Мая слегка сощурила глаза. Пожалуй, я впервые видел ее лицо без краски и пудры, но от этого она показалась мне еще моложе, проще и ближе. Сегодня все фальшивое было мне противопоказано. Мне нужно было наконец извлечь и услышать подлинный голос ее сердца.
– Ты хочешь порвать со мной? – настороженно спросила Мая. – Кто-нибудь донес Зосе?
– Да нет, что ты, – печально улыбнулся я. – Мая… ты любишь меня?
– Конечно люблю, Кшись! – воскликнула она и, растопырив пальцы, провела ими по моим волосам, как часто делала это во время наших любовных встреч.
– Вот и чудесно! – обрадовался я. – А что бы ты сказала, если бы я остался здесь?
Мая явно погрустнела.
– Я сегодня договорилась с тетей… Она специально приехала из Венгрова… Если бы ты заранее предупредил меня… Но в пятницу, конечно, приходи, как всегда!
– Я не про это! Я хочу вообще остаться, совсем! Мая отодвинулась от меня, улыбка сошла с ее лица.
– То есть как это? – медленно спросила она. – Не понимаю… Ты хочешь из-за меня бросить Зосю?
– Да, – убежденно сказал я.
Наверно, я осчастливил ее своим предложением, но поступил при этом нечестно: ведь я теперь был обесцененным товаром и мог принести ей лишь одни заботы, хлопоты и слезы. Но в эти последние дни со мной рядом должен был быть кто-то, в чьем сердце я останусь, даже уйдя в могилу.

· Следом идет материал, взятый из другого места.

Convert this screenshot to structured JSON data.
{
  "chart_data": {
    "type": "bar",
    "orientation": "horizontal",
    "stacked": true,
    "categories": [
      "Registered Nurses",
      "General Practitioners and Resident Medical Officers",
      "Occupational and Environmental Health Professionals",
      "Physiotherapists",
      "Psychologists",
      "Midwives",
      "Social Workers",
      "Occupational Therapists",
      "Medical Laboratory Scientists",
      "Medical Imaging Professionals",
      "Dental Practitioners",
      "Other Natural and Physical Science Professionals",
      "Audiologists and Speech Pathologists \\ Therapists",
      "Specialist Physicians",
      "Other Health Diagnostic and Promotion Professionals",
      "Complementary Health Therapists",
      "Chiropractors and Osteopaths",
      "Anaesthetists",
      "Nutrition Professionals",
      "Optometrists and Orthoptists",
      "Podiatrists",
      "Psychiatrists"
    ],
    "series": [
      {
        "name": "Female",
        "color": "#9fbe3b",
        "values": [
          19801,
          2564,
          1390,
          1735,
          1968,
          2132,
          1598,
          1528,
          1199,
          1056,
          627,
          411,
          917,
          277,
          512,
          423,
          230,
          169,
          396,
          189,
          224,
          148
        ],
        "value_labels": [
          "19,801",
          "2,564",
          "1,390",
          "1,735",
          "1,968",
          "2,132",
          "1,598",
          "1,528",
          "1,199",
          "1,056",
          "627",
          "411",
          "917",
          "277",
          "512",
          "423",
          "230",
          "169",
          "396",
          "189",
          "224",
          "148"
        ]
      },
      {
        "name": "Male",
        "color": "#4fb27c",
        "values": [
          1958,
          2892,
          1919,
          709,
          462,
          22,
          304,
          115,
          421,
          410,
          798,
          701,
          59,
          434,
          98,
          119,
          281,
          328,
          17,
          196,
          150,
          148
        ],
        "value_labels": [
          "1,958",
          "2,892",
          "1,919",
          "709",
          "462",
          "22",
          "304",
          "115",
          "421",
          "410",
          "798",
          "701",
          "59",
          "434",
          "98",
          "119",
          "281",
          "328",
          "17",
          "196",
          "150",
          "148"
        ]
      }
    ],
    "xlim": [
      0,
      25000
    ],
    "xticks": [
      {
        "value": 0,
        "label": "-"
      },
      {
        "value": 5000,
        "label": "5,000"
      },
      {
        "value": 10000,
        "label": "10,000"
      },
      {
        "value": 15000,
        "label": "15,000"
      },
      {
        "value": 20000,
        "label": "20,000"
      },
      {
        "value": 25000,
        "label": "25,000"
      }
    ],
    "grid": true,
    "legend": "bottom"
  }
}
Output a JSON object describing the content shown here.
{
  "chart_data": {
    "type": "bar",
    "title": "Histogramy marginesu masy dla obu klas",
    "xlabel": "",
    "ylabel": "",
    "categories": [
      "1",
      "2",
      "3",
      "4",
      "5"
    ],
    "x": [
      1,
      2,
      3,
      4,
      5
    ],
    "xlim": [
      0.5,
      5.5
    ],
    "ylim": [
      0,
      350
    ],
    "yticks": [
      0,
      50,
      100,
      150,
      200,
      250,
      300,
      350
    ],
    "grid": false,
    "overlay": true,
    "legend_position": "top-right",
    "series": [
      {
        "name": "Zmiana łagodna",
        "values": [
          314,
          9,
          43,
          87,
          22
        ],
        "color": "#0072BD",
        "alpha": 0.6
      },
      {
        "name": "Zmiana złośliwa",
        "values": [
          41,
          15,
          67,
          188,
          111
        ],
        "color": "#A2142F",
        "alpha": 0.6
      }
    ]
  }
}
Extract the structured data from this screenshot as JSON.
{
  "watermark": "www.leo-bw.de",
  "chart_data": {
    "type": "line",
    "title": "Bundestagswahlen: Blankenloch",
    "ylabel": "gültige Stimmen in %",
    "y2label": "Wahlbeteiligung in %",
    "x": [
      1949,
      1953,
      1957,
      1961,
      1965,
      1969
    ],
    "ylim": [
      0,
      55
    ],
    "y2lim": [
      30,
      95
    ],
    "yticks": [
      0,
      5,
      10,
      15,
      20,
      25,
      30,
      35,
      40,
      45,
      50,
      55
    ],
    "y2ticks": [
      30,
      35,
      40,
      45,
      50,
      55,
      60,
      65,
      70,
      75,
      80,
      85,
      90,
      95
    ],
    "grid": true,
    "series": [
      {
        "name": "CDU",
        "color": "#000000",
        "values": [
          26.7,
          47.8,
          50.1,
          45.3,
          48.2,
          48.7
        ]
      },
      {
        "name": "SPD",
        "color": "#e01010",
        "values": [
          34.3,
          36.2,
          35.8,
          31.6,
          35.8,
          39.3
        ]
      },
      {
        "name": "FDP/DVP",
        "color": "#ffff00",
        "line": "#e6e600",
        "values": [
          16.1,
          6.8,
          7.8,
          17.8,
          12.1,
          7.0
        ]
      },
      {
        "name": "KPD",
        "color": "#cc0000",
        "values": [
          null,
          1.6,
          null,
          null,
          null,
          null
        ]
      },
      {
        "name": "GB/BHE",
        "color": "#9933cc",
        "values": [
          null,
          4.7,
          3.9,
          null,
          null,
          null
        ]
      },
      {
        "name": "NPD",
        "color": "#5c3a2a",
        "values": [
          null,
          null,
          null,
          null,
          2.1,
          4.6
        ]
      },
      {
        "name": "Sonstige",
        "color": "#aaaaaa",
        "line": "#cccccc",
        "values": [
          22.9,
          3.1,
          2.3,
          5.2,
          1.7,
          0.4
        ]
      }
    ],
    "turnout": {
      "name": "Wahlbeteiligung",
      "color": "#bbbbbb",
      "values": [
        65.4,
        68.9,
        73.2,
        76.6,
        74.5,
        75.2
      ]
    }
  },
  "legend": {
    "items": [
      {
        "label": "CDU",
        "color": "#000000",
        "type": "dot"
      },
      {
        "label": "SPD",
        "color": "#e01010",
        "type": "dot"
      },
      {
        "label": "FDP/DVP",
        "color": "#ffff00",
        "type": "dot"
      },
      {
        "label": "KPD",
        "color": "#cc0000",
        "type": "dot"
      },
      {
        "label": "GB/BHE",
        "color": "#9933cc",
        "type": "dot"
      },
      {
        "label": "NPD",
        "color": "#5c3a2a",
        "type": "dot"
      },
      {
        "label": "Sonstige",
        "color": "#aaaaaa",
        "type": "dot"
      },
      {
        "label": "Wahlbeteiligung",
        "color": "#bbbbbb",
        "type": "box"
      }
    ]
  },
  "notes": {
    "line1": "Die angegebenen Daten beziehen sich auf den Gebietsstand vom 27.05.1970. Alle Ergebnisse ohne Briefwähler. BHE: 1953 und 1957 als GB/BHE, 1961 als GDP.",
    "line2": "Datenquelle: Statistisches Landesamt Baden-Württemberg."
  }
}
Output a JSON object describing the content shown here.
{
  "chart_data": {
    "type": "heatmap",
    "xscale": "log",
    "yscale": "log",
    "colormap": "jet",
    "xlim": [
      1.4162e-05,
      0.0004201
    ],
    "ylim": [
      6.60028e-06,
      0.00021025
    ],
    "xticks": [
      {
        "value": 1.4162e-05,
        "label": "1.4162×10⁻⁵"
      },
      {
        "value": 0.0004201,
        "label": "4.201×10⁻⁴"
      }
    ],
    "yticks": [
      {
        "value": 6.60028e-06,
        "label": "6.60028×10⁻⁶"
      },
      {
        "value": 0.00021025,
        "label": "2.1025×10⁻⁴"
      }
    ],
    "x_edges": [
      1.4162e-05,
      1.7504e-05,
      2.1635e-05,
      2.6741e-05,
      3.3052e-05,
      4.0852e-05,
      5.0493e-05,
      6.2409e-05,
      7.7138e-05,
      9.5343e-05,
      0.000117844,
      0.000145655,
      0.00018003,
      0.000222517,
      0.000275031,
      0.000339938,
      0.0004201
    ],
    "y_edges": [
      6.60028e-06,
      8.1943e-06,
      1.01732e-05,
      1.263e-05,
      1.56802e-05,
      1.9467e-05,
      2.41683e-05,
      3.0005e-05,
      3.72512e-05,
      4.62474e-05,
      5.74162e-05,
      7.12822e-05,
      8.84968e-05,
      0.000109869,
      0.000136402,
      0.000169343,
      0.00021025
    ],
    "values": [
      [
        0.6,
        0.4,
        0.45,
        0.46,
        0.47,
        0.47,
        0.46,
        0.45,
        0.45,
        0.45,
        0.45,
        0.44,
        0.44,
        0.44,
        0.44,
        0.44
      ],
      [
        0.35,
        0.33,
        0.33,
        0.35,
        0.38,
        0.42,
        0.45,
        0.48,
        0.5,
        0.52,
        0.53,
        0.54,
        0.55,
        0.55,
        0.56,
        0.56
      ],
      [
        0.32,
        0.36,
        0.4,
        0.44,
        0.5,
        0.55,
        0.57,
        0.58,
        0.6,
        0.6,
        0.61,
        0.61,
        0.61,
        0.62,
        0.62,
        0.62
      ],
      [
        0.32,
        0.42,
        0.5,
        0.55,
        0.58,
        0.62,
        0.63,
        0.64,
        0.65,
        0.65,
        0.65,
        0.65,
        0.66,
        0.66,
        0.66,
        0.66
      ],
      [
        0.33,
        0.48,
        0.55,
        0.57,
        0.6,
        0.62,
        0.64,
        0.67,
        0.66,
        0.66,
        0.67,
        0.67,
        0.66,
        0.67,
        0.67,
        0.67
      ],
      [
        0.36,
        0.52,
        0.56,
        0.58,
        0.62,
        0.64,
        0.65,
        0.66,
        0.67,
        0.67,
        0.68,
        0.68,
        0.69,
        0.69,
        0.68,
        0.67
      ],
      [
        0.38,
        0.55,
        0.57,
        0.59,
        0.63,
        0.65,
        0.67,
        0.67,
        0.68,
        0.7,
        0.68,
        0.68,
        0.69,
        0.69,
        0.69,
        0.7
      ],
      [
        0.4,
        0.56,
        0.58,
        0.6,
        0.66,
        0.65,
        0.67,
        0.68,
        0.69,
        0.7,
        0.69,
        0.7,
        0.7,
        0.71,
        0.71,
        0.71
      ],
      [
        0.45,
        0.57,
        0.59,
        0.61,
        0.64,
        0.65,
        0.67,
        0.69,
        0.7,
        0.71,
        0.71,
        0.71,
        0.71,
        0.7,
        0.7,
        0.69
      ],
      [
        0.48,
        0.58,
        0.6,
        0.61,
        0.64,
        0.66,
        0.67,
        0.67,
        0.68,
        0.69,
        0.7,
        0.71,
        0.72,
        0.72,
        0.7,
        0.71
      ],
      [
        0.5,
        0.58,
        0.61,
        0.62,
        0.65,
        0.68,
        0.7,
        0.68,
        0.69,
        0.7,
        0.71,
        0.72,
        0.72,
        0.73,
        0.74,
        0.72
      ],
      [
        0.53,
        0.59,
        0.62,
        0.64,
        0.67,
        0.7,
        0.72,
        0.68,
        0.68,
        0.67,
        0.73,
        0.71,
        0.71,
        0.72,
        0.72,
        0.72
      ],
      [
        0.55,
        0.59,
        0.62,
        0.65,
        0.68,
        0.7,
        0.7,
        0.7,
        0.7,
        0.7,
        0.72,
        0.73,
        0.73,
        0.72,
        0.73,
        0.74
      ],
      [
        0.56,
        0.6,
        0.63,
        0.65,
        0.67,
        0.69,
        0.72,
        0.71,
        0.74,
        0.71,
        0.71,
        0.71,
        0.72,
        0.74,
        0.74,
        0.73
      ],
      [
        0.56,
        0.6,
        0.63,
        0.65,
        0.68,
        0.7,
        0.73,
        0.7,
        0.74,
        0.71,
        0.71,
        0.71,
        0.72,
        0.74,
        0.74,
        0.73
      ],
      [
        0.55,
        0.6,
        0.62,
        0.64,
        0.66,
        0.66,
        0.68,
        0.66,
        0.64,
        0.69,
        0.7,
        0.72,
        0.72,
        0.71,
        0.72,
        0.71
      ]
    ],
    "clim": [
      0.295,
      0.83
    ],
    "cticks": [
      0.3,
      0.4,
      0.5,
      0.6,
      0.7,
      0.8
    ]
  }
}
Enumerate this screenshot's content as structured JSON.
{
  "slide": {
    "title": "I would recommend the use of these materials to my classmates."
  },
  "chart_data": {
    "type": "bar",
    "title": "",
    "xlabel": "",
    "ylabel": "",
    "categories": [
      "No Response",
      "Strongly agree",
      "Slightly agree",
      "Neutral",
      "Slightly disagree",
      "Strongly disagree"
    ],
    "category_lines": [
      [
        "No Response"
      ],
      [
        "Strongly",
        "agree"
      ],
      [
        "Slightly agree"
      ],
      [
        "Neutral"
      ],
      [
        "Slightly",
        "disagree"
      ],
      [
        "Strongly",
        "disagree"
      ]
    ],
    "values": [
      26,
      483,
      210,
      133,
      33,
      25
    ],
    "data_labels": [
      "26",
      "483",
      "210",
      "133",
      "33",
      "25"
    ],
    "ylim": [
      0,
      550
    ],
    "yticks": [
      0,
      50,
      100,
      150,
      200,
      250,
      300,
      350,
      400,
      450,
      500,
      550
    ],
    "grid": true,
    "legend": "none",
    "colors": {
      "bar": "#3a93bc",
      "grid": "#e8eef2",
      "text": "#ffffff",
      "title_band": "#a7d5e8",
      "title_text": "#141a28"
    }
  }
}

Впрочем, может быть, именно это и доставит ей радость? Женщины, я слышал, часто предпочитают ухаживать за возлюбленным, который тяжело и даже неизлечимо болен, нежели видеть его здоровым, независимым и вечно отсутствующим. Потому что когда он болен, то целиком принадлежит им, а когда здоров – занимается какими-то своими делами и всегда готов изменить им. Эту естественную для женщин склонность к заботе о любимом, слабом и больном человеке Мая сможет отныне удовлетворить полностью.
– Так как же? – нетерпеливо спросил я, потому что Мая продолжала молча смотреть на меня.
Теперь, когда прозвучали именно те слова, которых Мая с такой тоской ожидала в течение многих месяцев одиночества, она не знала, что ответить.
– Глупая идея, – наконец сказала она. Я взял ее за руку деликатно, робко. Рука была теплой, и я почувствовал, как в ней учащенно пульсирует кровь. Именно этого мне и хотелось: сидеть вот так и чувствовать, как у кого-то учащенно бьется из-за меня пульс. Надо было только преодолеть сопротивление Май. Не могла же она знать, что нынешней ночью я лишился скорлупы.